The last few years have been truly difficult. The numbers of this new conflict that has been oppressing the country for five years now speak for themselves: over 300,000 victims, huge refugee migrations, but above all: food is scarce. About 60% of people - a percentage that has doubled from 2014 to date - do not know where and when the next meal will come, while some areas of the country risk starvation. Malnutrition rates have reached high levels of criticality. Over 1 million children are malnourished and 250,000 risk death by starvation.
According to UNICEF data, of the 3.4 million children born in South Sudan from independence to today, as many as 2.6 million were born in a state of war: they have not known any other context than that of conflict and fear.
In this context of immense suffering, the Salesians try to help the local population as much as possible: they build schools, train teachers, promote access to treatment and medicines for those who would not have other alternatives to protect their health.

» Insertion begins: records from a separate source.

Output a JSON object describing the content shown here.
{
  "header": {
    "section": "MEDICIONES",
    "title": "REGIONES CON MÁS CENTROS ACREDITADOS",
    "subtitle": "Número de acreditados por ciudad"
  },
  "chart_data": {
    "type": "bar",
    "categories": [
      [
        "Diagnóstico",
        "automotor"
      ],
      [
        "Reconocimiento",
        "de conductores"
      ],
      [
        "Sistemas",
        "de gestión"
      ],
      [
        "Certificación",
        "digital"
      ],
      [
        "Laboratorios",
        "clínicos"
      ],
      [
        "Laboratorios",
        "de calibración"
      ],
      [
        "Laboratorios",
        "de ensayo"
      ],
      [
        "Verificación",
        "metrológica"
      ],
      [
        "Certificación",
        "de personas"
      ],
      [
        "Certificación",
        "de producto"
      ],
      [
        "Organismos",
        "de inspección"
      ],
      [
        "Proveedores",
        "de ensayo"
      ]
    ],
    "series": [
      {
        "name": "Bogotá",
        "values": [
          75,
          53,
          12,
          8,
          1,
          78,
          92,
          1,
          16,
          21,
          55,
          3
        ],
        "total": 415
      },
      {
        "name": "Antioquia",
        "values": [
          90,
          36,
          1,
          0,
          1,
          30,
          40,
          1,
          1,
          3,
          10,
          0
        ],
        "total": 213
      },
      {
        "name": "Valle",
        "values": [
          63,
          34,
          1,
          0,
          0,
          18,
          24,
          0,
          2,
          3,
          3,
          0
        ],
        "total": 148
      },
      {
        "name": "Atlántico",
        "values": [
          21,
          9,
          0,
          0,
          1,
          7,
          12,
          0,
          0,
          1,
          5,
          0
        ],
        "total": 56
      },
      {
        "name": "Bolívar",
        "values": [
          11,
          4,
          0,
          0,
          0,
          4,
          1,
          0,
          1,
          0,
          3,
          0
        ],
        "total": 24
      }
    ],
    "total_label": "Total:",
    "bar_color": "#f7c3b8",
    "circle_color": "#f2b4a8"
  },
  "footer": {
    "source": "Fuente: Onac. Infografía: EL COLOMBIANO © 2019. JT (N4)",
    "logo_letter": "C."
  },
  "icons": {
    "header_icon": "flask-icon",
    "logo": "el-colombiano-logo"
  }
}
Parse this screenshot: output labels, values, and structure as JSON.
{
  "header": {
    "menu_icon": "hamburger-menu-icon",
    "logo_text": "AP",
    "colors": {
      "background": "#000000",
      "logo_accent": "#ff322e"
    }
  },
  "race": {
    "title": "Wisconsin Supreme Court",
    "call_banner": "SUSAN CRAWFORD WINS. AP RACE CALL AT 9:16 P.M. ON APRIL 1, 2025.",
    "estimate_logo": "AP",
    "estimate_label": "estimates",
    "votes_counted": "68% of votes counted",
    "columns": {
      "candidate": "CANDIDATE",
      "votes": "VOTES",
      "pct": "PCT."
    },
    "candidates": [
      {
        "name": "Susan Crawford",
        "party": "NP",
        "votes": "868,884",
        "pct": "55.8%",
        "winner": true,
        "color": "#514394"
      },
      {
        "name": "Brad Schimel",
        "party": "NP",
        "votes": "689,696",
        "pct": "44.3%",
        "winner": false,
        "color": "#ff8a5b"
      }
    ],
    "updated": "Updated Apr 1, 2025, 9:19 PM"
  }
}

An important service is addressed to refugees and displaced persons. In Juba, for example, the Salesians have the direct management of a refugee camp where they take care of everything: from the distribution of water and food to that of clothes, from the administration of vaccines to the provision of educational opportunities.
Also operating in the country is the Opera Don Bosco Foundation, which supports the work of the Salesians with two projects: one of distance support aimed at helping children and young people in situations of extreme poverty and social hardship; and another, based on an educational development program for children and young people, brought forward through the construction of schools and teacher training.
Wherever there is a greater need for help, the Salesians do not hold back.